OXiGENE Receives Notice Related to NASDAQ Minimum Closing Bid Price Rule


SOUTH SAN FRANCISCO, Calif., June 27, 2012 (GLOBE NEWSWIRE) -- OXiGENE, Inc. (Nasdaq:OXGN), a clinical-stage biopharmaceutical company developing novel therapeutics to treat cancer, announced it has received a notice from the Listing Qualifications Department of the NASDAQ Stock Market indicating that, for the last 30 consecutive business days, the bid price for the Company's common stock had closed below the minimum $1.00 per share required for continued inclusion on The NASDAQ Capital Market under NASDAQ Listing Rule 5550(a)(2). The notification letter states that pursuant to NASDAQ Listing Rule 5810(c)(3)(A) the Company will be afforded 180 calendar days, or until December 24, 2012 to regain compliance with the minimum closing bid price requirement. In order to regain compliance, shares of the Company's common stock must maintain a minimum closing bid price of at least $1.00 per share for a minimum of ten consecutive business days. If the Company does not regain compliance by December 24, 2012, NASDAQ will provide written notification to the Company that the Company's common stock will be delisted. At that time, the Company may appeal NASDAQ's delisting determination to a NASDAQ Listing Qualifications Panel. If the Company satisfies all of the requirements for listing on The NASDAQ Capital Market set forth in NASDAQ Listing Rule 5505, other than the minimum bid price requirement, the Company may be eligible for an additional 180 day grace period. The notification letter has no effect at this time on the listing of the Company's common stock on The NASDAQ Capital Market.

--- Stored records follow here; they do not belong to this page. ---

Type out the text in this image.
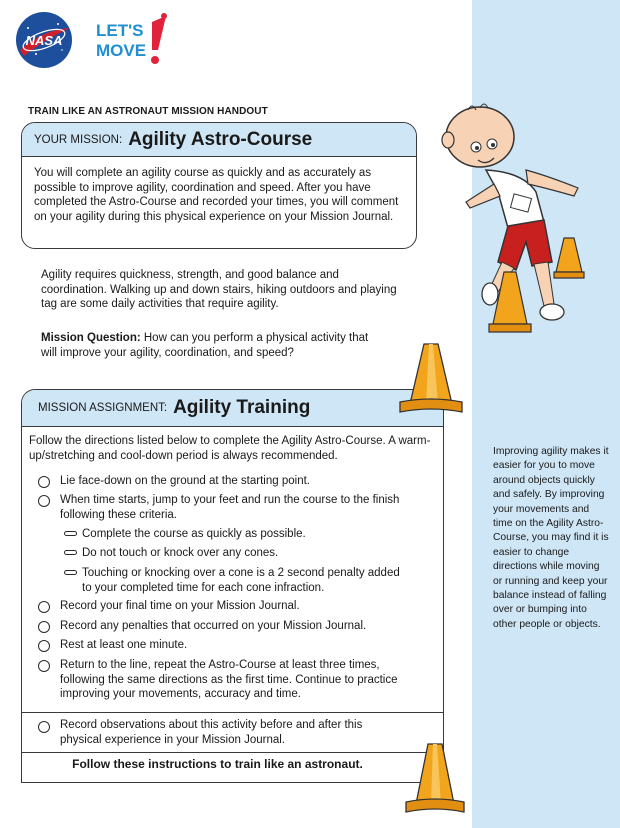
NASA
LET'S
MOVE
TRAIN LIKE AN ASTRONAUT MISSION HANDOUT
YOUR MISSION: Agility Astro-Course
You will complete an agility course as quickly and as accurately as possible to improve agility, coordination and speed. After you have completed the Astro-Course and recorded your times, you will comment on your agility during this physical experience on your Mission Journal.
Agility requires quickness, strength, and good balance and coordination. Walking up and down stairs, hiking outdoors and playing tag are some daily activities that require agility.
Mission Question: How can you perform a physical activity that will improve your agility, coordination, and speed?
MISSION ASSIGNMENT: Agility Training
Follow the directions listed below to complete the Agility Astro-Course. A warm-up/stretching and cool-down period is always recommended.
Lie face-down on the ground at the starting point.
When time starts, jump to your feet and run the course to the finish following these criteria.
Complete the course as quickly as possible.
Do not touch or knock over any cones.
Touching or knocking over a cone is a 2 second penalty added to your completed time for each cone infraction.
Record your final time on your Mission Journal.
Record any penalties that occurred on your Mission Journal.
Rest at least one minute.
Return to the line, repeat the Astro-Course at least three times, following the same directions as the first time. Continue to practice improving your movements, accuracy and time.
Record observations about this activity before and after this physical experience in your Mission Journal.
Follow these instructions to train like an astronaut.
Improving agility makes it easier for you to move around objects quickly and safely. By improving your movements and time on the Agility Astro-Course, you may find it is easier to change directions while moving or running and keep your balance instead of falling over or bumping into other people or objects.
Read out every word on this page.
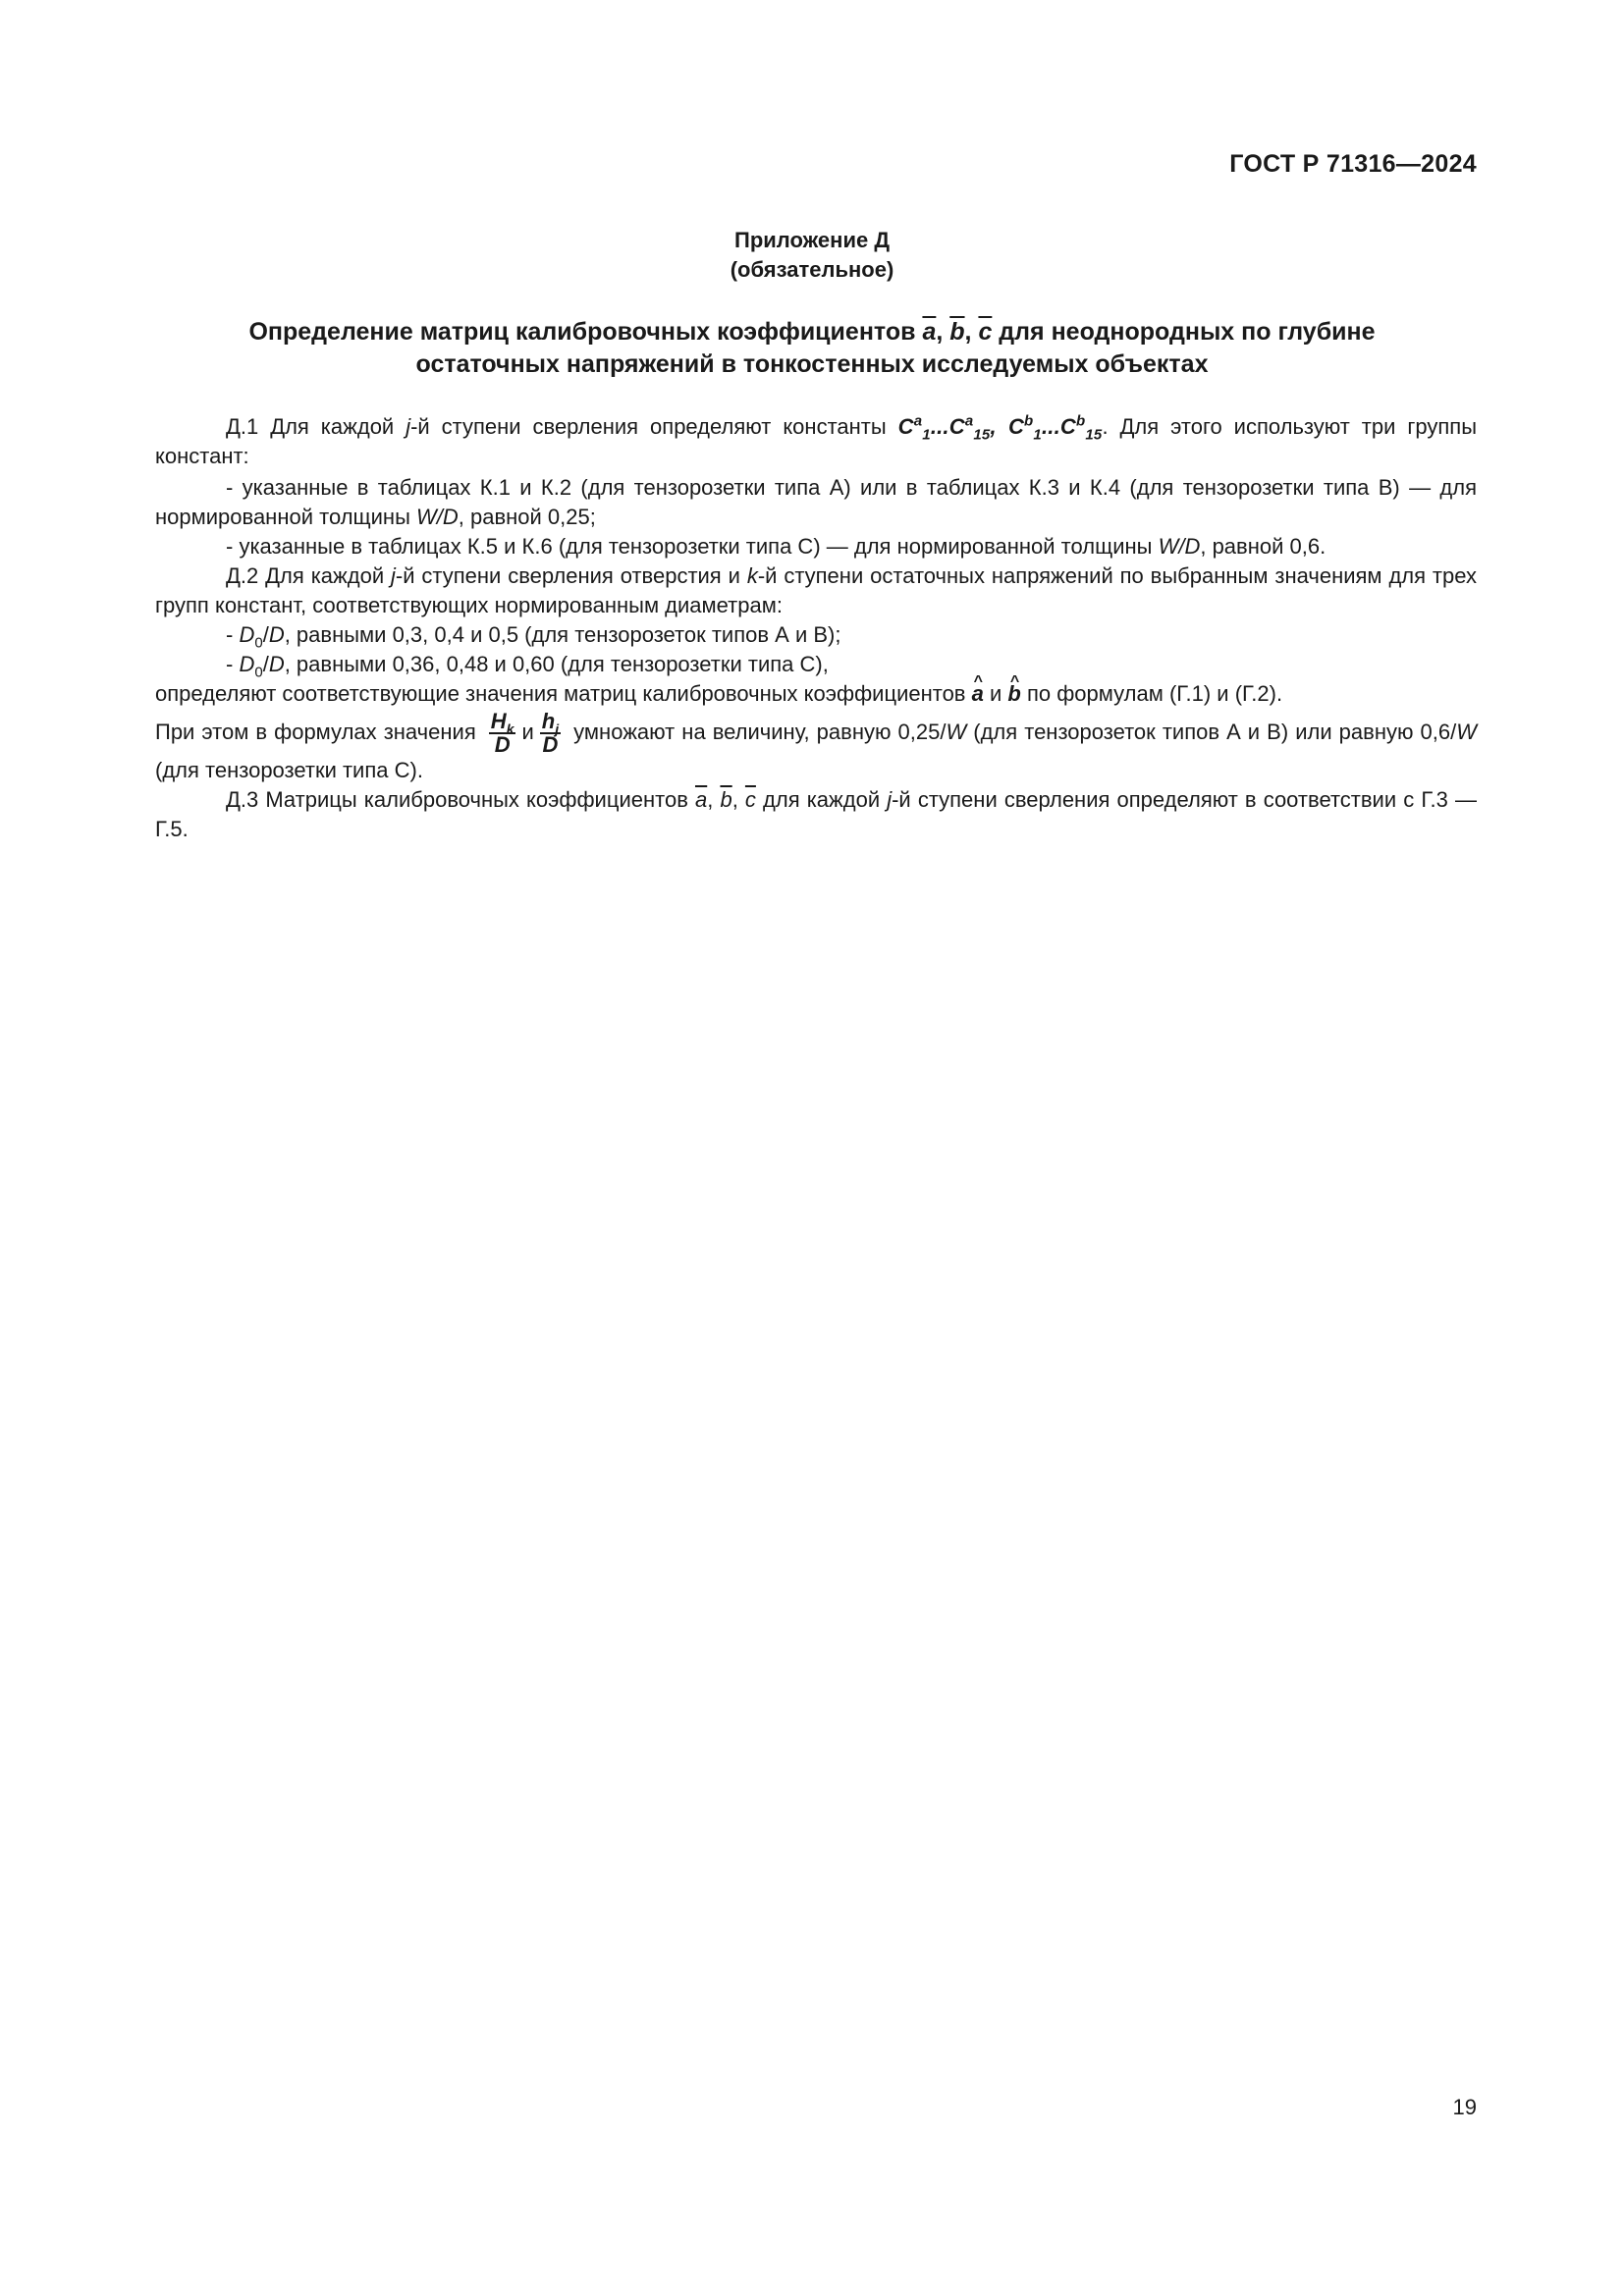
ГОСТ Р 71316—2024
Приложение Д
(обязательное)
Определение матриц калибровочных коэффициентов $\overline{a}$, $\overline{b}$, $\overline{c}$ для неоднородных по глубине
остаточных напряжений в тонкостенных исследуемых объектах

Д.1 Для каждой j-й ступени сверления определяют константы $C^a_1...C^a_{15}$, $C^b_1...C^b_{15}$. Для этого используют три группы констант:

- указанные в таблицах К.1 и К.2 (для тензорозетки типа А) или в таблицах К.3 и К.4 (для тензорозетки типа В) — для нормированной толщины W/D, равной 0,25;

- указанные в таблицах К.5 и К.6 (для тензорозетки типа С) — для нормированной толщины W/D, равной 0,6.

Д.2 Для каждой j-й ступени сверления отверстия и k-й ступени остаточных напряжений по выбранным значениям для трех групп констант, соответствующих нормированным диаметрам:

- $D_0/D$, равными 0,3, 0,4 и 0,5 (для тензорозеток типов А и В);

- $D_0/D$, равными 0,36, 0,48 и 0,60 (для тензорозетки типа С),

определяют соответствующие значения матриц калибровочных коэффициентов ^ a и ^ b по формулам (Г.1) и (Г.2).

При этом в формулах значения $\frac{H_k}{D}$ и $\frac{h_j}{D}$ умножают на величину, равную 0,25/W (для тензорозеток типов А и В) или равную 0,6/W (для тензорозетки типа С).

Д.3 Матрицы калибровочных коэффициентов $\overline{a}$, $\overline{b}$, $\overline{c}$ для каждой j-й ступени сверления определяют в соответствии с Г.3 — Г.5.

19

OXiGENE intends to actively monitor the bid price for its common stock during the 180-day compliance period. During this period, OXiGENE intends to continue to pursue and execute on strategies that are designed to enhance the value of its assets, in particular, its plans to advance its lead product candidate ZYBRESTAT® to a pivotal Phase 3 program in anaplastic thyroid cancer (ATC). The Company believes that focusing on advancing its ATC program toward registration, while leveraging the market incentives for orphan indications, represents the most promising near-term opportunity for value creation.

The Company is also maintaining a secondary focus on ongoing programs, such as its Phase 2 program in advanced ovarian cancer in collaboration with the Gynecologic Oncology Group, and its OXi4503 program in acute myelogenous leukemia (AML), which could also represent meaningful longer-term opportunities. Most recently, OXiGENE in-licensed rights to a promising program in neuroendocrine tumors, an orphan cancer indication that represents a large and growing market opportunity, with the goal of advancing ZYBRESTAT to a Phase 2 program in the near term. The Company is also taking steps to shore up its cash position and fund its clinical programs through key inflection points. OXiGENE's concentration on small, niche, orphan indications is consistent with its strategy of focusing on programs that may represent meaningful clinical breakthroughs for patients, significant commercial opportunities for the Company and value creating events for its investors.

About OXiGENE

OXiGENE is a clinical-stage biopharmaceutical company developing novel therapeutics to treat cancer. The Company's major focus is developing vascular disrupting agents (VDAs) that selectively disrupt abnormal blood vessels associated with solid tumor progression. OXiGENE is dedicated to leveraging its intellectual property and therapeutic development expertise to bring life-extending and life-enhancing medicines to patients.

The OXiGENE, Inc. logo is available at http://www.globenewswire.com/newsroom/prs/?pkgid=4969

Safe Harbor Statement

This news release contains "forward-looking statements" within the meaning of the Private Securities Litigation Reform Act of 1995. Any or all of the forward-looking statements in this press release, which include the timing of advancement, outcomes, and regulatory guidance relative to our clinical programs and achievement of our business and financing objectives may turn out to be wrong. Forward-looking statements can be affected by inaccurate assumptions OXiGENE might make or by known or unknown risks and uncertainties, including, but not limited to, the inherent risks of drug development and regulatory review and the availability of additional financing to continue development of our programs. Additional information concerning factors that could cause actual results to materially differ from those in the forward-looking statements is contained in OXiGENE's reports to the Securities and Exchange Commission, including OXiGENE's reports on Form 10-K, 10-Q and 8-K. However, OXiGENE undertakes no obligation to publicly update forward-looking statements, whether because of new information, future events or otherwise. Please refer to our Annual Report on Form 10-K for the fiscal year ended December 31, 2011.